Faz um mês que você foi brutalmente assassinada em Fortaleza, querida Dandara. Travesti, prostituta viciada em crack e HIV positivo (Estado de Minas), talvez nunca tenha recebido uma declaração de amor deste mundo que a tratou com desprezo e violência desde cedo.
“É homem”, respondeu o médico às preocupações de sua mãe a respeito da sexualidade misteriosa da criança, aos 10 anos de idade. O ano era 1984 e dona Francisca se surpreendeu ao vê-la dançando Gretchen. O doutor se enganou, que grande mulher você foi. A vizinhança do bairro Bom Jardim, onde passou a maior parte da vida, pagou do próprio bolso seu enterro. Estão desolados, perderam a amiga fiel e divertida, dona do típico humor cearense. Em 2017, esperamos que profissionais de Medicina sejam capazes de compreender a busca pela identidade de gênero.
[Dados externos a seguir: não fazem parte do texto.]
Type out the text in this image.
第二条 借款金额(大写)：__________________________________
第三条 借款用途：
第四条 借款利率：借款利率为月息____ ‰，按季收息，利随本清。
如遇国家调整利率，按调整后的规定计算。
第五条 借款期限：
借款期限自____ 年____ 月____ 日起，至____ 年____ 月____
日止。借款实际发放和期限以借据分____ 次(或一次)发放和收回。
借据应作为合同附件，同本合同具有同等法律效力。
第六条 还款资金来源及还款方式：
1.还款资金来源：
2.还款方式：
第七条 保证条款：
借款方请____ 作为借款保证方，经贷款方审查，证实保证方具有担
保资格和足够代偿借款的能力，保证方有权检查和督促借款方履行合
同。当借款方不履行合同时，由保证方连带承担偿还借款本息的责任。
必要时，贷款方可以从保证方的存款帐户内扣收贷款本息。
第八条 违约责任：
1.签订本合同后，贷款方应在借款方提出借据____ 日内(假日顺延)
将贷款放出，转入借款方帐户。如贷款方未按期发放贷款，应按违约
Aos 42 anos, tentavam sem descanso tirar de você o direito de ser quem quisesse, vestir o que bem entendesse. Os sete assassinos, entre eles quatro adolescentes (confirmação do quanto a juventude brasileira está desamparada), zombaram até da roupa íntima que você usava, ensanguentada, rasgada pela agressão.
Chutes na cabeça, socos, pauladas e pedradas esgotaram dolorosamente as forças do seu corpo pouco a pouco antes de dois tiros concluírem o martírio que lhe tirou a vida. O Brasil descobriu tudo, Dandara Kataryne, a Europa e os Estados Unidos se chocaram e estiveram no pobre Conjunto Ceará para conhecer sua história. Você se tornou símbolo das manifestações culturais que acontecem hoje no bairro Bom Jardim, em sua homenagem.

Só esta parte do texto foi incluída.